Andy wasn’t entirely sure on the particulars that such an endeavor would entail, so, with Mike dangling from his right hand, he kicked down the tower’s weak wall and jumped, landing a short ways down on solid ground. From above, he couldn’t tell whether Layla’s screams were of pain or ecstasy. Probably both. Her feeble frame would not be capable of retaining much spider poison before she succumbed to it and the spiders had a suitable place to spawn some offspring.
“What is it? What’s GoINg OrrRNnNRnNnnNN?!”
Andy looked down. Mike was in the middle of transforming from a snake into his wererabbit form, a concerned look on whatever was supposed to be his face at the moment.
“Jesus,” Andy replied, looking away from the monstrosity. “I think… I think Layla’s dead.”
“I wAS JuST abouT TO heeelllrrllPPP!” Mike exclaimed.
“Will you just finished shapeshifting?!” Andy asked. “This is upsetting enough!”
“Maybe we should wait,” Mike suggested, finally reaching the wererabbit form he had been seeking, not that it was much more appealing to the eyes.
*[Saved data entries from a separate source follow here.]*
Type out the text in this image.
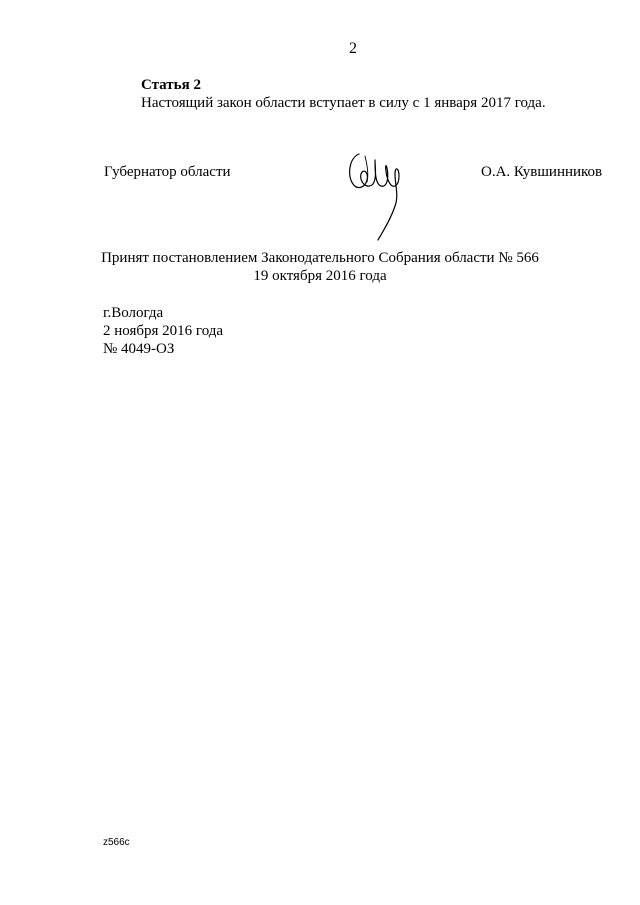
2
Статья 2
Настоящий закон области вступает в силу с 1 января 2017 года.
Губернатор области	О.А. Кувшинников
Принят постановлением Законодательного Собрания области № 566
19 октября 2016 года
г.Вологда
2 ноября 2016 года
№ 4049-ОЗ
z566c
A nod from Andy suggested his agreement. They both knew that Layla’s personality issues more than warranted her a horrible death; however, they also were both aware of how much safer they were traveling with her.
The screams had continued, nonstop, since Andy had first heard them. Without a doubt, something awful was happening up there. Andy turned to Mike; his decision was made.
“We’ll give her an hour.”
15 hours later, Layla’s screams were still heard, with a noticeably hoarser tone. They had decided to call it quits after much debate regarding a 16th hour. Mike was getting hungry, and in all likelihood, the screams they were now hearing were simply the giant spiders inadvertently breathing through Layla’s exposed wind pipe and voice box as they fed.
“So how much gold do we have left?” Andy asked as he and Mike approached the town’s gates. It was not quite nightfall, and the torches were in the midst of being lit.
“I could really use a drink,” he added dreamily.
Mike rolled his eyes. This was usually the last phrase uttered before an evening of debaucherized retardation and bets on who in the bar was capable of murder. Sometimes this was followed by a murder.
Mike looked around. His train of thought had led him away for a moment, and Andy had taken that moment to both discover a tavern and knock several people over on his way to it.
“Can we make a party promise?” Mike asked, catching up with Andy in the tavern’s rustic entryway. “Let’s say we don’t get drunk enough to rip a housewife in half tonight.”
This was a thinly-veiled request regarding Andy’s raging alcoholism, and he was probably going to see right through it. But Mike was prepared to stand by his statement, and readied himself to be shielded from Andy’s most assuredly violent response.
But there was no response. Andy continued to stand in the doorway, looking in. His eyes were wide in surprise, which was a strange place for a man who traveled with a drooling, freakish wererabbit to find himself. Mike leaned in the doorway to see what had Andy so transfixed.
About a hundred pirates were singing, drinking, puking, and pillaging throughout the tavern. Though the behavior was hardly out of the ordinary for pirates, there was an even harsher tone to their tomfoolery than normal. Someone had already cut the bartender’s head off, and by the smell, the crew wasn’t even that drunk.
“These pirates lack the order brought on by a leader,” Andy mentioned, finally turning to look up at his companion. “As if maybe he was killed a few days back.”
Mike nodded. “By a shriveled elf with a dragon’s head, perhaps.”